Auch hinsichtlich der zu erwartenden Niederschläge zeichnen die beiden Autoren ein Zukunftsszenario, von dem wir bereits beispielsweise mit der Überflutung des Ahrtals im Sommer 2021 einen Vorgeschmack bekommen haben. Im Winter wird es viel regnen, im Sommer wenig, dann jedoch vermehrt als Starkregen: Das Wasser reißt Menschen in den Tod und richtet hohe Sachschäden an, aber unsere Grundwasserreservoirs werden kaum aufgefüllt, weil die Wassermengen nicht von den Böden aufgenommen werden können. Die daraus entstehende Wasserknappheit zieht Konflikte nach sich, die sich z. B. zwischen der Industrie, der Landwirtschaft und den privaten Verbrauchern abspielen werden. Ebenso werden starke Stürme immer alltäglicher.

Auch hinsichtlich der öffentlichen Infrastruktur wird es Probleme geben: Da es viel mehr heiße Tage mit sehr hohen Temperaturen geben wird, muss deutlich häufiger mit Zugausfällen wegen verformter Schienen gerechnet werden. Dass an Hitzetagen auch Straßenbeläge schmelzen, haben wir bereits vereinzelt gesehen und werden es künftig immer häufiger erleben.

Reimer und Staud erläutern die Auswirkungen des Klimawandels auch auf weitere Bereiche: Es wird starke Veränderungen im Tourismus geben, wir müssen mit mehr Waldbränden rechnen, 30 % der in Deutschland heimischen Pflanzenarten sind bedroht. 
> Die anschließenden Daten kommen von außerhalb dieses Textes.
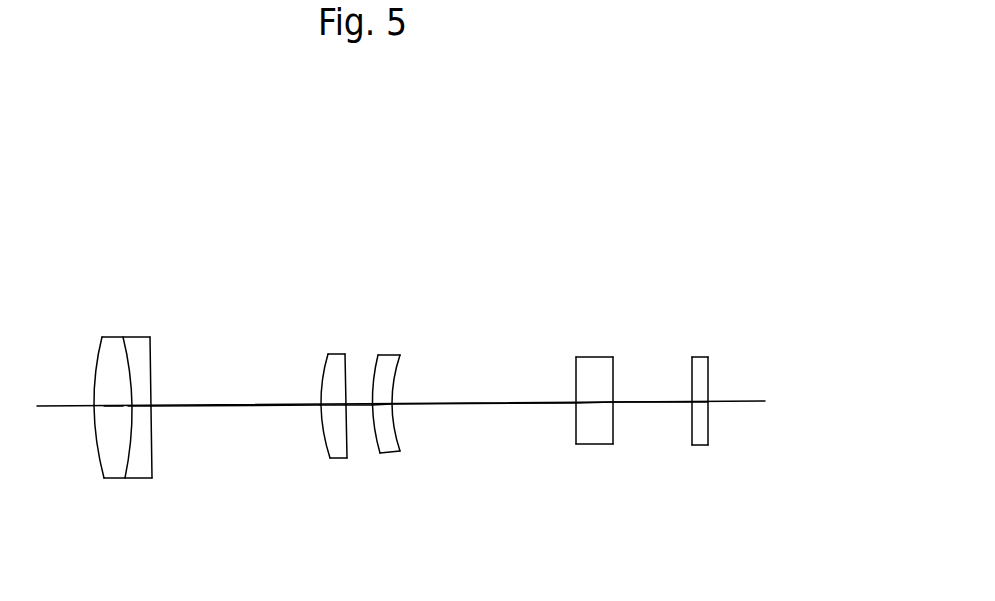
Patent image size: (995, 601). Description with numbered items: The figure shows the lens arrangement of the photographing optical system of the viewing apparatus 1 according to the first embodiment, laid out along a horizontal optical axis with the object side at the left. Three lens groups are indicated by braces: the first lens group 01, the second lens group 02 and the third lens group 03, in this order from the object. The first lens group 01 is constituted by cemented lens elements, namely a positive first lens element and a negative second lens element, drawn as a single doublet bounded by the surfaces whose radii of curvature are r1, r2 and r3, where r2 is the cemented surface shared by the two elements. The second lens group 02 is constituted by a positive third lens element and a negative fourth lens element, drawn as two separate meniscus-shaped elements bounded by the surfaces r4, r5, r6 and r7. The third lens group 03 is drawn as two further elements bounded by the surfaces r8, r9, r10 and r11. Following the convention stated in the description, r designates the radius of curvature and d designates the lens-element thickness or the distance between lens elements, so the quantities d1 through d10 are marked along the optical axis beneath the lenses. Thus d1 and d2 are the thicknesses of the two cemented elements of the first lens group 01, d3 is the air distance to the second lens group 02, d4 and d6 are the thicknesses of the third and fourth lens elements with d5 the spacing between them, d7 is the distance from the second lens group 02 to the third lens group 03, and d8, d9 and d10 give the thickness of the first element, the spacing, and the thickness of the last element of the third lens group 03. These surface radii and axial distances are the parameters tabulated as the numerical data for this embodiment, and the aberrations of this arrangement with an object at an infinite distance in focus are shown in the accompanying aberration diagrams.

The viewing apparatus 1 is at (103, 146).
The first lens group 01 is at (183, 223).
The second lens group 02 is at (473, 220).
The third lens group 03 is at (747, 218).
The radius of curvature of first surface r1 is at (102, 337).
The radius of curvature of second surface r2 is at (123, 337).
The radius of curvature of third surface r3 is at (150, 337).
The radius of curvature of fourth surface r4 is at (330, 354).
The radius of curvature of fifth surface r5 is at (345, 354).
The radius of curvature of sixth surface r6 is at (378, 355).
The radius of curvature of seventh surface r7 is at (398, 355).
The radius of curvature of eighth surface r8 is at (577, 357).
The radius of curvature of ninth surface r9 is at (612, 357).
The radius of curvature of tenth surface r10 is at (692, 357).
The radius of curvature of eleventh surface r11 is at (708, 357).
The thickness of first lens element d1 is at (115, 408).
The thickness of second lens element d2 is at (140, 408).
The distance between first and second lens groups d3 is at (230, 408).
The thickness of third lens element d4 is at (325, 406).
The distance between third and fourth lens elements d5 is at (357, 406).
The thickness of fourth lens element d6 is at (382, 406).
The distance between second and third lens groups d7 is at (490, 406).
The thickness of first element of third lens group d8 is at (593, 403).
The distance between elements of third lens group d9 is at (655, 403).
The thickness of last element of third lens group d10 is at (702, 403).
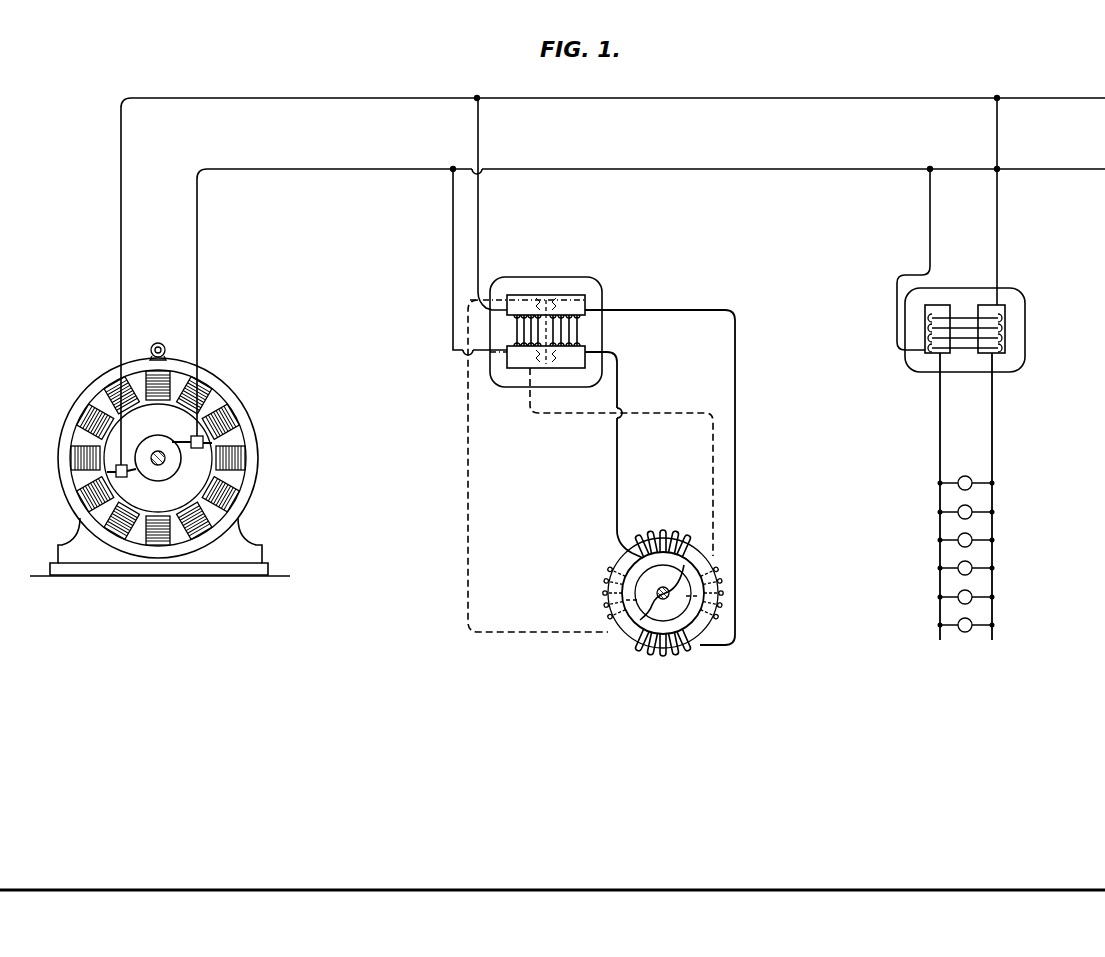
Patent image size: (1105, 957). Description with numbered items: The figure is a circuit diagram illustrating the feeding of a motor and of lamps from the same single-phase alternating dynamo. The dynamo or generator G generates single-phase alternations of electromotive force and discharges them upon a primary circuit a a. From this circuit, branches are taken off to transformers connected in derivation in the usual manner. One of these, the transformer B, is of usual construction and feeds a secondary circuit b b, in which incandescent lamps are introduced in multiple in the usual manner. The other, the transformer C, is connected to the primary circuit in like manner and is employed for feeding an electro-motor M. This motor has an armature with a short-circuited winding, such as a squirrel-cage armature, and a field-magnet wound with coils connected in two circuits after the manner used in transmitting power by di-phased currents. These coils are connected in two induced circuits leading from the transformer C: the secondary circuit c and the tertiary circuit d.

The primary circuit a is at (613, 272).
The secondary circuit b is at (962, 496).
The secondary circuit c is at (668, 477).
The tertiary circuit d is at (590, 466).
The dynamo or generator G is at (160, 459).
The transformer C is at (527, 242).
The transformer B is at (961, 235).
The electro-motor M is at (648, 593).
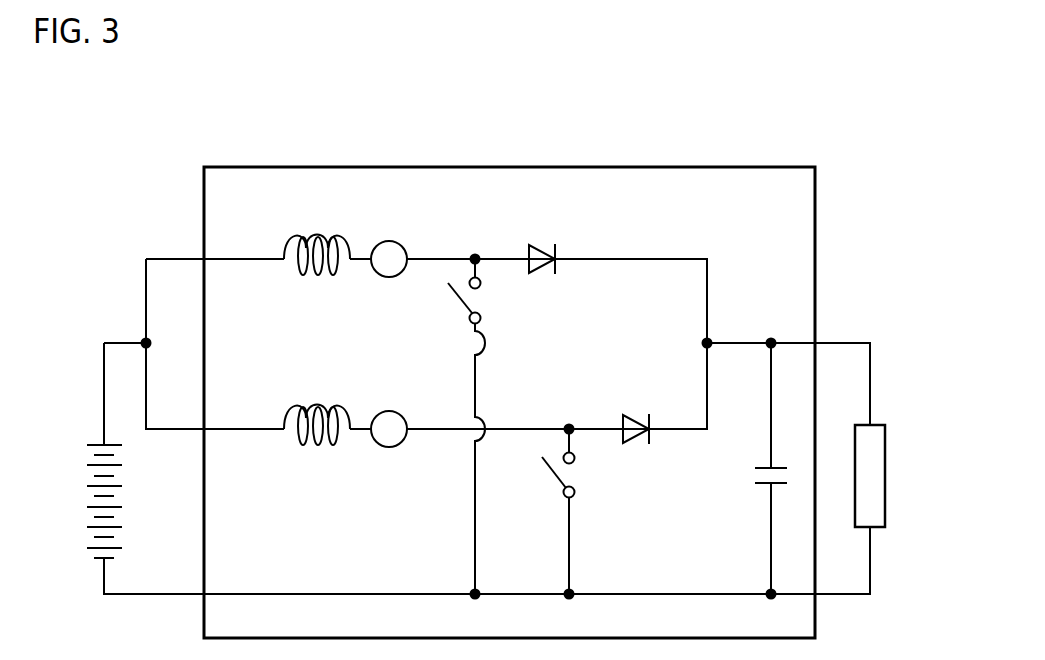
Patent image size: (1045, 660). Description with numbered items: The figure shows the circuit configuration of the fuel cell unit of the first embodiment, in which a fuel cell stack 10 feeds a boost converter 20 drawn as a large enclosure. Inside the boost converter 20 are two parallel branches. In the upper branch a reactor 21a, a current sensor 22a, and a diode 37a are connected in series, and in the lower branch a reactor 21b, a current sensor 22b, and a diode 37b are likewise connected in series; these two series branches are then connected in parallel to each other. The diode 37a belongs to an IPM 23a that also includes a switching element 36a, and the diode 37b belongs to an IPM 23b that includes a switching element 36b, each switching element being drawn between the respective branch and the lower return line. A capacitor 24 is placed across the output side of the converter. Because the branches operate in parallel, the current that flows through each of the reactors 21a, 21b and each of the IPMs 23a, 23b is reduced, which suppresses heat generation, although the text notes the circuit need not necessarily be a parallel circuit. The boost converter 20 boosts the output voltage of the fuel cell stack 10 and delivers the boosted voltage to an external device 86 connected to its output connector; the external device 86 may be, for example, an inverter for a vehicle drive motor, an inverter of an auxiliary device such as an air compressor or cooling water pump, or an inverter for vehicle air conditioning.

The fuel cell stack 10 is at (87, 497).
The boost converter 20 is at (751, 167).
The reactor 21a is at (312, 237).
The current sensor 22a is at (389, 241).
The reactor 21b is at (312, 409).
The current sensor 22b is at (389, 411).
The IPM 23a is at (517, 419).
The switching element 36a is at (473, 298).
The diode 37a is at (557, 282).
The IPM 23b is at (612, 504).
The switching element 36b is at (568, 473).
The diode 37b is at (650, 453).
The capacitor 24 is at (755, 478).
The external device 86 is at (886, 477).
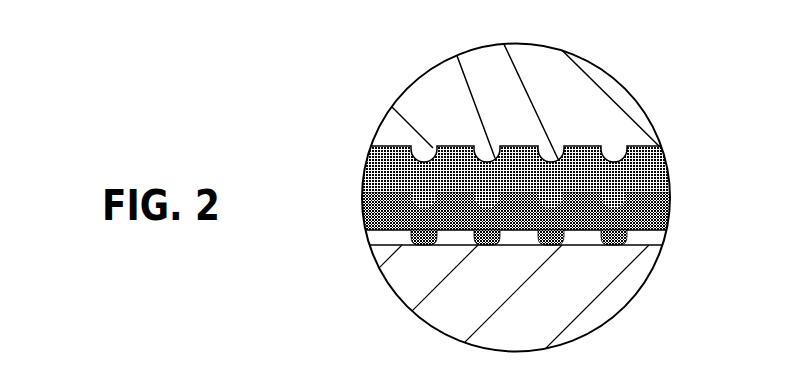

Eine Fülle von Fakten dient als Grundlage für dieses Buch. Das, was wir beim Lesen als schockierend empfinden, hat jedoch leider nichts mit Übertreibung oder Fiktion zu tun, sondern es ist genau das, was uns erwartet.

Was können wir tun, um diese Entwicklung zu verhindern? Können wir überhaupt noch etwas aufhalten, quasi das Ruder herumreißen? 
Für manches ist es tatsächlich bereits zu spät. Die Menschheit hat so viele Treibhausgase emittiert, dass es zu einer im Vergleich zum Jahr 1881 um etwa 2° C höheren Durchschnittstemperatur gekommen sein wird. Da könnte man natürlich fragen: Ist der Kampf gegen den Klimawandel dann nicht schon verloren? Hat es überhaupt noch Sinn, die bisherige Lebensweise zu verändern?

Das größte Hindernis, wenn es um Verhaltensveränderungen geht, sind wir selbst. Menschen halten gern am Gewohnten fest und können nur schlecht langfristig denken. Wenn es darum geht, das eigene Verhalten an veränderte Gegebenheiten anzupassen, neigen wir dazu, diesen Umstand zu ignorieren und allerlei Gründe herbei zu fabulieren, um an unserer bisherigen Lebensweise festzuhalten.
Ein weiteres Problem, wenn es um Klimaschutzmaßnahmen geht, ist das Verhalten von Politikern: Das, was da eigentlich angestoßen werden müsste, um einen Einfluss auf das Klima zu haben, ist für die Bürgerinnen und Bürger unbequem und darum unpopulär. Die Erfolge von Programmen oder Einschnitten zeigen sich erst dann, wenn diejenigen Verantwortlichen, die sie angestoßen haben, gar nicht mehr an der Macht sind. Das macht sie heute unattraktiv. Und das trotz der eindringlichen Warnung der WHO, dass es bis zum Ende dieses Jahrhunderts mehr Menschen geben wird, die wegen des Klimawandels als aufgrund von Infektionskrankheiten gestorben sind.
Nicht zuletzt ist es die schleichende Entwicklung des Klimawandels, die nicht so plötzlich daherkommt wie eine Pandemie mit in die Höhe schießenden Infektions- und Todeszahlen. Da kann man sich eine ganze Weile einreden, dass "alles nicht so schlimm" ist.

In 14 Kapiteln wird in Deutschland 2050 - Wie der Klimawandel unser Leben verändern wird jeder Bereich unseres Lebens unter die Lupe genommen. Spoiler: Wir werden unser Land in 30 Jahren nicht wiedererkennen, in wirklich jedem Bereich werden sich die Verhältnisse grundlegend verschlechtern. Die beiden Autoren nehmen in ihrer Einleitung bereits vorweg, was nach ihrer Einschätzung und der der o. g. Experten unbedingt nötig ist: "Strenger Klimaschutz rettet also zumindest noch etwas Stabilität. Man könnte sagen, er sichert unser Zuhause, unser Eigentum, unsere Städte. Oder noch kürzer: Klimaschutz bewahrt Heimat. Wer verhindern will, dass Deutschland sich noch stärker verändert, als in diesem Buch geschildert, muss sofort mit dem schärfsten Klimaschutz anfangen, den er sich überhaupt vorstellen kann."

Lesen?

Dieses Buch sollte wirklich jede/r lesen! Es ist sehr gut verständlich, die Schlussfolgerungen wurden sehr gut nachvollziehbar erläutert.

Deutschland 2050  - Wie der Klimawandel unser Leben verändern wird ist 2021 im Verlag Kiepenheuer & Witsch erschienen und kostet als Paperback 18 Euro sowie als E-Book 16,99 Euro.